Now imagine hundreds, even thousands, of clients doing that. If that's the case, the overhead and bandwidth utilization on that outside interface may just be too great to allow full tunneling.

So the primary reason to set up split tunneling is to lessen the overhead on the ASA itself.

Before Setting Up a VPN Split Tunnel Policy

Before implementing a split tunneling policy, we should think about what a client's traffic would look like. Before Bob connects to his VPN, he'd be able to go to the internet like he normally would. He can navigate to the websites he's used to connecting to.

Once Bob connects to the VPN and gets authenticated, he can see, visit and access internal resources – maybe a server on the inside network, 10.0.0.5 for example.

But at the default level, with his VPN running, Bob would no longer have access to external resources. It simply won't work because the NAT and the hairpin turn on the outside interface of the ASA isn't set up for that yet. To fix that, we can implement a split tunneling policy.

One thing you could do to investigate what the traffic is doing is from the user's perspective is to go to the details of the VPN client. Once there, go to Route Details: it will indicate that there's a full tunnel policy. If you've done nothing else with the VPN, it would simply indicate that all traffic is going through 0.0.0.0/0.

So now that we've seen what it looks like when it's not implemented, let's get into the nitty-gritty on how to go about setting a split tunneling policy.

How to Set Up a VPN Split Tunnel Policy

First of all, close and disconnect the VPN session you're working with. Then, head to ASDM so that we can implement the policy for this group that says we want to implement split tunneling policy.

Inside ASDM, go to the group that the particular user (Bob, in our example) is associated with and modify the properties of that group. On the left sidebar, expand the Advanced heading and select the Split Tunneling heading. From there, you can instruct the ASA that you want to implement a split tunneling policy.

Do that by selecting "Tunnel Network List Below," and then either create or point to a standard access list that points just to the networks that you want the tunneling to happen for. For example, a very simple default standard access list default could point to 10.0.0.0/24. If our internal network is the 10.0.0 network, this will capture all the traffic to those resources. Click okay to apply that change.

To check your work, head back to the client and launch the VPN client once again. Once in, with the tunnel established, all our internal resources should be accessible through the tunnel. And with the tunnel split, we should also be able to visit external resources through the Internet.

How to Verify a VPN Split Tunneling Policy

Now that we've written the split tunneling policy, it's important to verify that it's doing exactly what we expect, and not breaking in unexpected ways. If you head into the VPN client details again, the secured routes should indicate that the tunnel is securing only traffic headed to – for our example – the 10.0.0.0/24. It's important that not all traffic is being secured.
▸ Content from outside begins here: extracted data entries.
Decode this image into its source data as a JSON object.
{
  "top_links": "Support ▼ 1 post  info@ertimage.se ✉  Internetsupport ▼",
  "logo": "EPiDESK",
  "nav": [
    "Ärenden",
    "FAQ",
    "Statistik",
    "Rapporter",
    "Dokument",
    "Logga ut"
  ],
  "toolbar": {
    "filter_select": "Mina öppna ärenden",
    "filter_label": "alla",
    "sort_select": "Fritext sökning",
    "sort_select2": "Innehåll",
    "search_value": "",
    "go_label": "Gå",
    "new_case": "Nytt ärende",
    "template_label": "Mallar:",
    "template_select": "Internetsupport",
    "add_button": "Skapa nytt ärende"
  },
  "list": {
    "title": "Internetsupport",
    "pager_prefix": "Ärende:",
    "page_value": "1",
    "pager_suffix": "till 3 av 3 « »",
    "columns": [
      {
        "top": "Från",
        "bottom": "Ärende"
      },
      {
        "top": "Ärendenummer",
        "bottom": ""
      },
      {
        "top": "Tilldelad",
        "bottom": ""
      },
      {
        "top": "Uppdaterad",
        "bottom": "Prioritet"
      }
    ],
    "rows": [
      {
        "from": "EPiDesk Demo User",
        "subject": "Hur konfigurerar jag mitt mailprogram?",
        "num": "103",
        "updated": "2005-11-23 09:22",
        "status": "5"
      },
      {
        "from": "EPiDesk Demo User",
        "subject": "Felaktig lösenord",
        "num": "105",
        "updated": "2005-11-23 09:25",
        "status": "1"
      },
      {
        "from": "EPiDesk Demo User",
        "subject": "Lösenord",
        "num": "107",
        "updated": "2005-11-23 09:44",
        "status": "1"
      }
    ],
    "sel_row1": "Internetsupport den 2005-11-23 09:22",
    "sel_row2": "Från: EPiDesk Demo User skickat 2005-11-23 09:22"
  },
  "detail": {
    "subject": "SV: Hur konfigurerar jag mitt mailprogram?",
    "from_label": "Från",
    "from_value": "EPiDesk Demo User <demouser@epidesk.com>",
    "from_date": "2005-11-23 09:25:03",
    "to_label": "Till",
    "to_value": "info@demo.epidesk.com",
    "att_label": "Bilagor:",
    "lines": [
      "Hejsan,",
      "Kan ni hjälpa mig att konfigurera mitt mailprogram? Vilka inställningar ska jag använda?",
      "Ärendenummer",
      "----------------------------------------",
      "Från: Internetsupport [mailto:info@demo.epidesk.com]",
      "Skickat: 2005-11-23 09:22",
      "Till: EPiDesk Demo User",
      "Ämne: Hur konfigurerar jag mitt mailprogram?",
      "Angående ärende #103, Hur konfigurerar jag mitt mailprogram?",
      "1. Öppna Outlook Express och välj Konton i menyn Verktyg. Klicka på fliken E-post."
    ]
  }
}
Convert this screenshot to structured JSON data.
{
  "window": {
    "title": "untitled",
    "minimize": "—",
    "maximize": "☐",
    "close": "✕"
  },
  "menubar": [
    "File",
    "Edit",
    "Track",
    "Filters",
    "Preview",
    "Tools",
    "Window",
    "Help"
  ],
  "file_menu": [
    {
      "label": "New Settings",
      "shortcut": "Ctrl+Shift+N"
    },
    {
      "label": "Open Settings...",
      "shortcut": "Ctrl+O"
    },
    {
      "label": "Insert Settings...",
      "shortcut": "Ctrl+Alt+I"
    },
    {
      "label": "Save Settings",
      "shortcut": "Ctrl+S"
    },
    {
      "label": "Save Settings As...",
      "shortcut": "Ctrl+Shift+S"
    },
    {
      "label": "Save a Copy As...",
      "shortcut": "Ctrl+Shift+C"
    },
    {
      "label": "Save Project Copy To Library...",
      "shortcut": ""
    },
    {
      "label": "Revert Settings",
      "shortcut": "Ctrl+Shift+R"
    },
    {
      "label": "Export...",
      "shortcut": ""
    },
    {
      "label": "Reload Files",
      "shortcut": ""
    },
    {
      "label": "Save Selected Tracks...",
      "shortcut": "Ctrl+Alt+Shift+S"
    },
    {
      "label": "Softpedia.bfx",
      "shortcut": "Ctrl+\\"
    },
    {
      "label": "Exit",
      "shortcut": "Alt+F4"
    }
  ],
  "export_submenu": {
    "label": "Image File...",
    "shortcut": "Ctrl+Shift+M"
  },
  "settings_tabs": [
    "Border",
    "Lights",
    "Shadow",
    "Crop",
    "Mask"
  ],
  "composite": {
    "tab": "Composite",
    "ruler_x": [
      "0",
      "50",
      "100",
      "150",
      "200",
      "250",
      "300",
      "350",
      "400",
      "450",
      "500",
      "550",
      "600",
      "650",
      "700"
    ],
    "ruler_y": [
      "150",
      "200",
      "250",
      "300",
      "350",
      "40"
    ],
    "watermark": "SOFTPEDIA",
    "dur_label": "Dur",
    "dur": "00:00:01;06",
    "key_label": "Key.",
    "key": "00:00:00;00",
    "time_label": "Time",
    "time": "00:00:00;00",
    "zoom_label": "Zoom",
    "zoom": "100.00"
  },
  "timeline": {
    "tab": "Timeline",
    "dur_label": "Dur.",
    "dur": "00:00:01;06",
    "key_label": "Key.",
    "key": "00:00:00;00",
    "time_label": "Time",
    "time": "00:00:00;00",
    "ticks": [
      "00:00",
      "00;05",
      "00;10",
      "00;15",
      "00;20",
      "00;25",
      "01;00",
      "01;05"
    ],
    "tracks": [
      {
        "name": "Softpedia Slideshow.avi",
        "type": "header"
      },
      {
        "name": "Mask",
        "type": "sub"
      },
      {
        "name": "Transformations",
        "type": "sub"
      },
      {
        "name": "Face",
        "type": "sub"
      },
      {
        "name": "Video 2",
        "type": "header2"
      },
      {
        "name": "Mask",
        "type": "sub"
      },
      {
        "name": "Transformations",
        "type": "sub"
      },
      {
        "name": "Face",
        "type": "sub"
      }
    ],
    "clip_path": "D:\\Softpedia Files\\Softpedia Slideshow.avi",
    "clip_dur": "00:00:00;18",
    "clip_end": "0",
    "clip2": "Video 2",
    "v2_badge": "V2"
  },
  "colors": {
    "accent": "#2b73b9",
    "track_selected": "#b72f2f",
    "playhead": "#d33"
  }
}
In effect, if these steps have all gone properly, you've implemented a split tunneling policy for the group that this user is a member of.

Another way to verify the results of your work is to use the Command Line Interface or the ASDM to verify the details of our existing connections for the VPN. In this case, use the show command "show vpn-sessiondb anyconnect".

This command will output a wealth of data. You'll see the user who is connected, the user's IP address, and more. Importantly, it can show you the group policy which governs the user's connection and which connection profile the user entered on.

Remember, it's on the group itself where we implemented the split tunneling policy for that user to tunnel traffic just to the 10.0.0.0 network over the VPN tunnel and everything else is free to go as it normally would out of his interface card to his default router and off to the internet.

Final Thoughts

With this information in hand, you should be equipped with everything you need to secure and encrypt internet-based traffic to your internal networks, but allow all other traffic to remain unencrypted and reduce the overhead and bandwidth utilization on your ASA.